The top photo is the overview of The Devil's Breakfast at the Family Values Restaurant. The small boxcar graffiti-- MARCH-- is one of three brooches inspired by the young people from Marjory Stoneman Douglas High School in Parkland, Florida. The Names, below, are names of places and number of people killed there, and acts as the Devil's scorecard, scratched in the window of the restaurant.
All photos by Joseph Hyde
The first class at my new Studio 204 was a workshop on PMC with very talented participants. I’ve posted their beautiful work here and on Facebook. They set the bar high and I’m delighted.
The January class, Intro to Jewelry Making, has begun with basic sawing, filing and sanding. Sterling earrings should be finished shortly! A fibula—and early form of brooch, usually of wire will be next. They’re fun to make, and the possibilities are endless. The third project in the intro class is a forged bracelet, and the fourth project uses found objects and rivets.

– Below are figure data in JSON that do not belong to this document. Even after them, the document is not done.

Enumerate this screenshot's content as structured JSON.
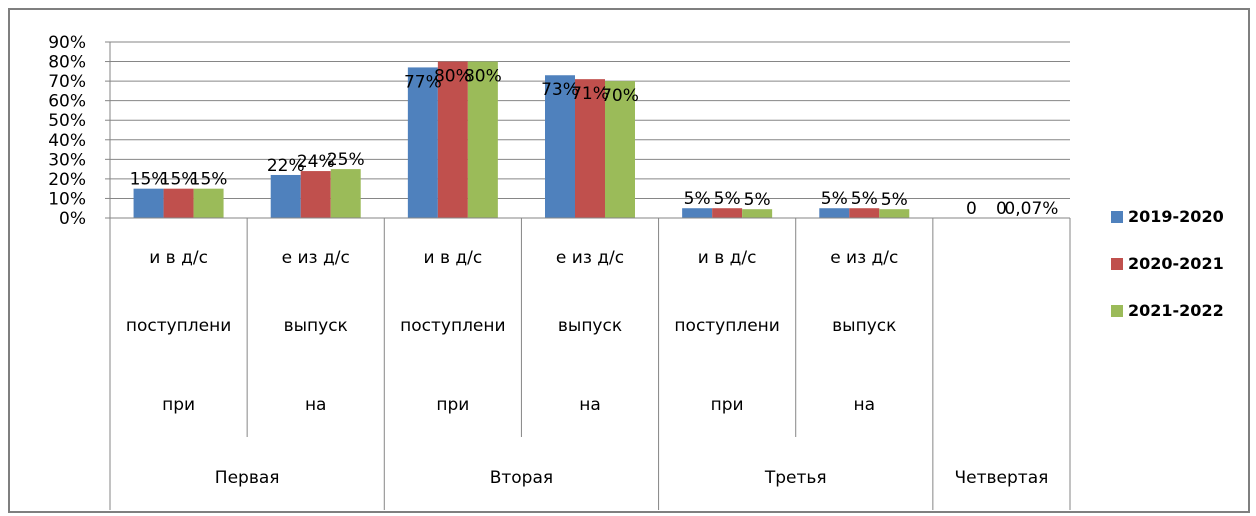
{
  "chart_data": {
    "type": "bar",
    "ylim": [
      0,
      0.9
    ],
    "yticks": [
      "0%",
      "10%",
      "20%",
      "30%",
      "40%",
      "50%",
      "60%",
      "70%",
      "80%",
      "90%"
    ],
    "categories": [
      {
        "group": "Первая",
        "lines": [
          "и в д/с",
          "поступлени",
          "при"
        ]
      },
      {
        "group": "Первая",
        "lines": [
          "е из д/с",
          "выпуск",
          "на"
        ]
      },
      {
        "group": "Вторая",
        "lines": [
          "и в д/с",
          "поступлени",
          "при"
        ]
      },
      {
        "group": "Вторая",
        "lines": [
          "е из д/с",
          "выпуск",
          "на"
        ]
      },
      {
        "group": "Третья",
        "lines": [
          "и в д/с",
          "поступлени",
          "при"
        ]
      },
      {
        "group": "Третья",
        "lines": [
          "е из д/с",
          "выпуск",
          "на"
        ]
      },
      {
        "group": "Четвертая",
        "lines": []
      }
    ],
    "groups": [
      "Первая",
      "Вторая",
      "Третья",
      "Четвертая"
    ],
    "series": [
      {
        "name": "2019-2020",
        "color": "#4f81bd",
        "values": [
          0.15,
          0.22,
          0.77,
          0.73,
          0.05,
          0.05,
          0
        ],
        "labels": [
          "15%",
          "22%",
          "77%",
          "73%",
          "5%",
          "5%",
          "0"
        ]
      },
      {
        "name": "2020-2021",
        "color": "#c0504d",
        "values": [
          0.15,
          0.24,
          0.8,
          0.71,
          0.05,
          0.05,
          0
        ],
        "labels": [
          "15%",
          "24%",
          "80%",
          "71%",
          "5%",
          "5%",
          "0"
        ]
      },
      {
        "name": "2021-2022",
        "color": "#9bbb59",
        "values": [
          0.15,
          0.25,
          0.8,
          0.7,
          0.045,
          0.045,
          0.0007
        ],
        "labels": [
          "15%",
          "25%",
          "80%",
          "70%",
          "5%",
          "5%",
          "0,07%"
        ]
      }
    ],
    "legend_position": "right",
    "grid": true
  }
}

On Wednesday, January 17, I'll have what I'm planning to be monthly Wednesday Workshops; this week it'll be Ear Wires, Catches, Jump Rings and Rivets, from 10am until 5-ish. All materials included for $50. 3 students.
A 4-week, Layers with Rivets project will follow, beginning on either Tuesday, February 13 or Thursday, February 15. This is a project I've been thinking about for a while: it's based on graffiti on boxcars, using metal, acrylic and other color-filled items. I think it’ll be fun. And that’s what it’s really about: fun. Fun learning new stuff, fun making things and fun meeting artists!
Food for thought: do graffiti artists hang out on railroad sidings and hope for a long side-track, or do they know where their cars are going, and try to catch up with them in a week or so? Or do they get their work finished in just the shortest amount of time? Do they work together?
Precious Metal Clay is amazing. It’s fine silver granules suspended in a clay-like binder that burns off when it’s fired at high temps. It’s easily manipulated, takes texture really well, and does things that are really difficult in regular fabricating. Three dimensional objects can be made and fired in a very short amount of time; for those of us (ahem) who might be a little short on patience, this is the perfect medium. It can be soldered and patinaed. Take a look at the pieces that I made with 20 grams of clay. I wanted to limit the amount to see how many pieces could be made with a small amount of the clay. Here are the results.
Beginning in January, I'll be offering lessons to people who would like to either learn about making jewelry -- or would like to improve their skills-- at Adams County Arts Council, 125 South Washington Street, Gettysburg, PA 17325. The three-hour classes are for one or two persons per class, and meet once a week, either an afternoon or an evening. The arts council studios are large, well-lit and easy to access.
Introductory class introduces the student to the tools and materials needed to make wearable art. Materials will include traditional metals, plastics, rubber, found objects and more. Findings such as S-hook catches and ear wires will be covered. Students should expect to work outside of class, that way making a piece of wearable art every week.
Intermediate class is designed for the student who has taken an intro class or is able to use basic hand and mechanized tools easily. The student in this class will build on skills learned in intro, and will learn to solder, make hollow forms and learn to make hinges for boxes and pendants. Findings such as a box clasp and toggles will be made as needed. Simple stone setting will be introduced.
Enameling class will be offered, with no previous metals experience necessary. Cloisonee pieces with transparent enamels, wall pieces using a variety of enamel techniques, and enamel paints on copper will be explored. All enameling will be done with a torch.
Advanced Fabrication will be offered as the classes progress, a class which will include difficult/advanced soldering, more hollow forms, stone setting as needed, will be some of the many options available.